Multiple elements in the laboratory method used for BALF processing, including cytocentrifugation technique and staining, can impact BALF cell differential [2–4]。Published guidelines for BALF processing and interpretation recommend that cytocentrifugation with Giemsa type staining (CY) be used for differential cell count analysis [5]。ThinPrep (TP) technology with Papanicolaou staining is a liquid-based preparation method for cytological specimens which has been adopted by many pathology laboratories as it is automated and results in a clean background with an even distribution of cells on the slide. The Papanicolaou stain used for TP is optimal for detecting atypical and malignant cells and but not for differentiating inflammatory cells [6]。缺乏数据比较BALF细胞分析技术,并且临床实践中的任何一种技术的普遍存在未知[5]。Until recently, BALF cellular analysis was performed exclusively using TP at our institution, due to the relatively higher cost and resource intensity of CY. As a quality improvement initiative, we compared the BALF cell count differentials obtained using both techniques concurrently during this time of transition from TP to CY in accordance with current guidelines.
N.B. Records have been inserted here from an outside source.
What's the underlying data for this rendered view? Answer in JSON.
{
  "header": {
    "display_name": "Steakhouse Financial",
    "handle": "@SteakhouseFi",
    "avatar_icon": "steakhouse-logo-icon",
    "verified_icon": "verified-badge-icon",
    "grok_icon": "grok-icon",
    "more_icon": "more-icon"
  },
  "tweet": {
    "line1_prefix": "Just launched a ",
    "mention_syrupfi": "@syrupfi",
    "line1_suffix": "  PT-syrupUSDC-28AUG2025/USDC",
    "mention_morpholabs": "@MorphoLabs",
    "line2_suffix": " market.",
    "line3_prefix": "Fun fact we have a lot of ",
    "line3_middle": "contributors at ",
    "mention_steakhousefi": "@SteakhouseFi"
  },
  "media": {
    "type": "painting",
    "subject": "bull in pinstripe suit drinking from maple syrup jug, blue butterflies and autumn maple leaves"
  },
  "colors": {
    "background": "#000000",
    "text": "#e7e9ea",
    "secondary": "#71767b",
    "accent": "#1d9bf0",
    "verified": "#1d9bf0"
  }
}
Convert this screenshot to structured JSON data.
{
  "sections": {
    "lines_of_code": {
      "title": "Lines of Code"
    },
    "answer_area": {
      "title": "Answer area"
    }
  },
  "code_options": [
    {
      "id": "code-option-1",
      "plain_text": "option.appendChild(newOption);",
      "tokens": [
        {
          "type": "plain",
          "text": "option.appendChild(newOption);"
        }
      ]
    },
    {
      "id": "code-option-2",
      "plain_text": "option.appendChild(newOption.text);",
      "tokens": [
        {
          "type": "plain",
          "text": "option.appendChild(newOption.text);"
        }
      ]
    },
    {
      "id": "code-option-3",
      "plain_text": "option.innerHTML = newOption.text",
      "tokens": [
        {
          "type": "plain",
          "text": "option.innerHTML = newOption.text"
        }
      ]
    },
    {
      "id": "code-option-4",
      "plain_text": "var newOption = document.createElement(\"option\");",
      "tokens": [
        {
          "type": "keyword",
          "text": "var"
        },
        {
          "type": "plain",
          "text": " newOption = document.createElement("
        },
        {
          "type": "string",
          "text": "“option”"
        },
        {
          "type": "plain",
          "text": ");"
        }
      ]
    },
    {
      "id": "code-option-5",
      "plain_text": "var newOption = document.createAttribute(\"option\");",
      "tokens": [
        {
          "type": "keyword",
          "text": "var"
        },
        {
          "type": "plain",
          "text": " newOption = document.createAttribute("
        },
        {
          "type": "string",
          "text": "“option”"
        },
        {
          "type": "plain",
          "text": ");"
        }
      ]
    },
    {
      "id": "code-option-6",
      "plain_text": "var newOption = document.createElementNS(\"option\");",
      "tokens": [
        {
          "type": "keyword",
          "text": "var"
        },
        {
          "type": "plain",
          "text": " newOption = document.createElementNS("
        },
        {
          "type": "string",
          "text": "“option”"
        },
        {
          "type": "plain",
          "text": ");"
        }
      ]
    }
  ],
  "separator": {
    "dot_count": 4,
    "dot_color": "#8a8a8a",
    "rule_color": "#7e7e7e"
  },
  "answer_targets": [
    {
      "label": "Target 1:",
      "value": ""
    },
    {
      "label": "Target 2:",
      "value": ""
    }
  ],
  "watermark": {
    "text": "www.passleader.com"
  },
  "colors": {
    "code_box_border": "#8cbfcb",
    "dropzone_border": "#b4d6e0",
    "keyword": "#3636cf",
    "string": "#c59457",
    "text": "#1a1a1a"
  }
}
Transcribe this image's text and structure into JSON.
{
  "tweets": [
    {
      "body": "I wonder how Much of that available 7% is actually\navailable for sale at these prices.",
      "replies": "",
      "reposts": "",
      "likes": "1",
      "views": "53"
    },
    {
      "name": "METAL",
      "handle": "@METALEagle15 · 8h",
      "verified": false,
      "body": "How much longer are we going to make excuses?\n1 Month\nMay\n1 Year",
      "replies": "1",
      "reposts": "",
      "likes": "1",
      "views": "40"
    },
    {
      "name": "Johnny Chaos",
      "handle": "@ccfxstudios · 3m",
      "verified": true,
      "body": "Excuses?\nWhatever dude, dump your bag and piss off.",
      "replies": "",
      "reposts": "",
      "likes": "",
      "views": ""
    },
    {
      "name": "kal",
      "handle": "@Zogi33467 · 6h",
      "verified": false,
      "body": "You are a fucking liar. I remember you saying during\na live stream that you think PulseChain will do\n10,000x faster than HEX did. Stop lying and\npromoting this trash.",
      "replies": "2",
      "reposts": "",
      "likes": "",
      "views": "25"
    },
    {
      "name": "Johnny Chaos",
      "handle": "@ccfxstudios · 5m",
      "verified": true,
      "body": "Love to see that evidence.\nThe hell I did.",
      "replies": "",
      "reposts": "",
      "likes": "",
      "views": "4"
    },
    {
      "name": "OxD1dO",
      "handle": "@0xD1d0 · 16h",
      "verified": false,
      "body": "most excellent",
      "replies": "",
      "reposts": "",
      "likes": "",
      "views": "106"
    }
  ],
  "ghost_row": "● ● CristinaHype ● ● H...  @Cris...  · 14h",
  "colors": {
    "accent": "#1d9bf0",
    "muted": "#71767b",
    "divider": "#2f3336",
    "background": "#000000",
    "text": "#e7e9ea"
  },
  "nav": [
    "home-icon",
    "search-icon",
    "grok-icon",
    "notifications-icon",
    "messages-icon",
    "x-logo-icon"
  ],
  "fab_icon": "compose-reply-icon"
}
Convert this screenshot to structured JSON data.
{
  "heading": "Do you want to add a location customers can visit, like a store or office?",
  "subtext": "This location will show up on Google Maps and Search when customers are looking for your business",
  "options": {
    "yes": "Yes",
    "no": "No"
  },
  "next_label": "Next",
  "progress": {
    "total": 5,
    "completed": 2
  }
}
We retrospectively identified BALF samples collected for clinical purposesviaflexible bronchoscopy over a 13 month period from four hospitals in Calgary, AB, Canada. Each sample was analysed using both TP and CY methods concurrently, with all samples analysed at a single laboratory.
TP (Cytyc, Marlborough, MA, USA) samples were prepared according to the manufacturer's instructions. The sample was placed into an alcohol-based preservative solution, Cytolyte (Cytyc), centrifuged to obtain cell pellet that was resuspended in Preservcyt (Cytyc), then an even monolayer of cells was collected using a filter. The cells were subsequently transferred to a glass slide, and stained with the Papanicolaou technique. The bronchoalveolar lavage (BAL) differential was performed by a cytopathology technologist and a cytopathologist performed the final review.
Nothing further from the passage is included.